The Input document and Label Descriptions are passed through two different transformer architectures(BERT). However instead of using simply [CLS] embeddings for classification, we propose to use a hybrid lexico-semantic matching, which ensures, model uses the semantic information as well as the fine-grained lexical information present in the text and label descriptions.
Results
Zero-Shot Classification
SemSup-XC (blue) outperforms all other baselines by significant margins on Zero-Shot classification, where task is to classify documents on unseen labels.
Generalized Zero-Shot Classification
SemSup-XC (blue) outperforms all other baselines by significant margins on Generalized Zero-Shot classification, where task is to classify documents on both seen and unseen labels.
Few Shot Classification
Eurlex (Legal) Dataset Amazon Dataset
SemSup-XC consistently outperforms all other baselines from 1-shot to 20-shot. Interestingly, even our zero-shot performance is almost equivalent to 20-shot performance of state-of-the-art zero-shot methods.
Qualitative Analysis
Qualitatively, SemSup-XC's predictions are much better than the next best performing baseline(MACLR). Examples:
In the first example, even from the short text in the document SemSup-XC is able to figure out that it is not just a book, but a textbook. While MACLR predicts five labels which are all similar, SemSup-XC is able to predict diverse labels while getting the correct label in five predictions.

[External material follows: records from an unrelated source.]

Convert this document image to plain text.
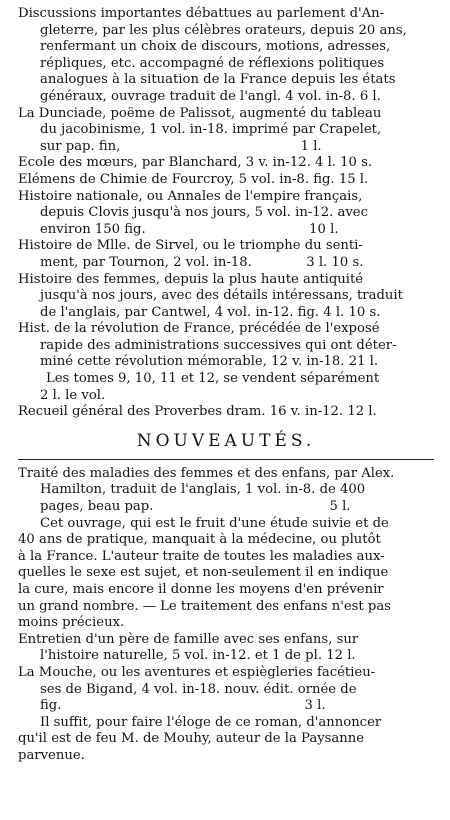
Discussions importantes débattues au parlement d'An-
gleterre, par les plus célèbres orateurs, depuis 20 ans,
renfermant un choix de discours, motions, adresses,
répliques, etc. accompagné de réflexions politiques
analogues à la situation de la France depuis les états
généraux, ouvrage traduit de l'angl. 4 vol. in-8. 6 l.
La Dunciade, poëme de Palissot, augmenté du tableau
du jacobinisme, 1 vol. in-18. imprimé par Crapelet,
sur pap. fin,                                           1 l.
Ecole des mœurs, par Blanchard, 3 v. in-12. 4 l. 10 s.
Elémens de Chimie de Fourcroy, 5 vol. in-8. fig. 15 l.
Histoire nationale, ou Annales de l'empire français,
depuis Clovis jusqu'à nos jours, 5 vol. in-12. avec
environ 150 fig.                                       10 l.
Histoire de Mlle. de Sirvel, ou le triomphe du senti-
ment, par Tournon, 2 vol. in-18.             3 l. 10 s.
Histoire des femmes, depuis la plus haute antiquité
jusqu'à nos jours, avec des détails intéressans, traduit
de l'anglais, par Cantwel, 4 vol. in-12. fig. 4 l. 10 s.
Hist. de la révolution de France, précédée de l'exposé
rapide des administrations successives qui ont déter-
miné cette révolution mémorable, 12 v. in-18. 21 l.
Les tomes 9, 10, 11 et 12, se vendent séparément
2 l. le vol.
Recueil général des Proverbes dram. 16 v. in-12. 12 l.
NOUVEAUTÉS.
Traité des maladies des femmes et des enfans, par Alex.
Hamilton, traduit de l'anglais, 1 vol. in-8. de 400
pages, beau pap.                                          5 l.
Cet ouvrage, qui est le fruit d'une étude suivie et de
40 ans de pratique, manquait à la médecine, ou plutôt
à la France. L'auteur traite de toutes les maladies aux-
quelles le sexe est sujet, et non-seulement il en indique
la cure, mais encore il donne les moyens d'en prévenir
un grand nombre. — Le traitement des enfans n'est pas
moins précieux.
Entretien d'un père de famille avec ses enfans, sur
l'histoire naturelle, 5 vol. in-12. et 1 de pl. 12 l.
La Mouche, ou les aventures et espiègleries facétieu-
ses de Bigand, 4 vol. in-18. nouv. édit. ornée de
fig.                                                          3 l.
Il suffit, pour faire l'éloge de ce roman, d'annoncer
qu'il est de feu M. de Mouhy, auteur de la Paysanne
parvenue.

In the second example, SemSup-XC smartly realizes the content of the document is a story and hence predictions literature & fiction, whereas MACLR tries to predict labels for the contents of the story instead. This shows the nuanced understanding of the label space that SemSup-XC has learned.
The third example portrays the semantic understanding of the SemSup-XC 's label space. While MACLR tries to predict labels like powered mixers because of the presence of the word mixer, SemSup-XC is able to understand the text at a high level and predict labels like studio recording equipment even though the document has no explicit mention of the words studio, recording or equipment.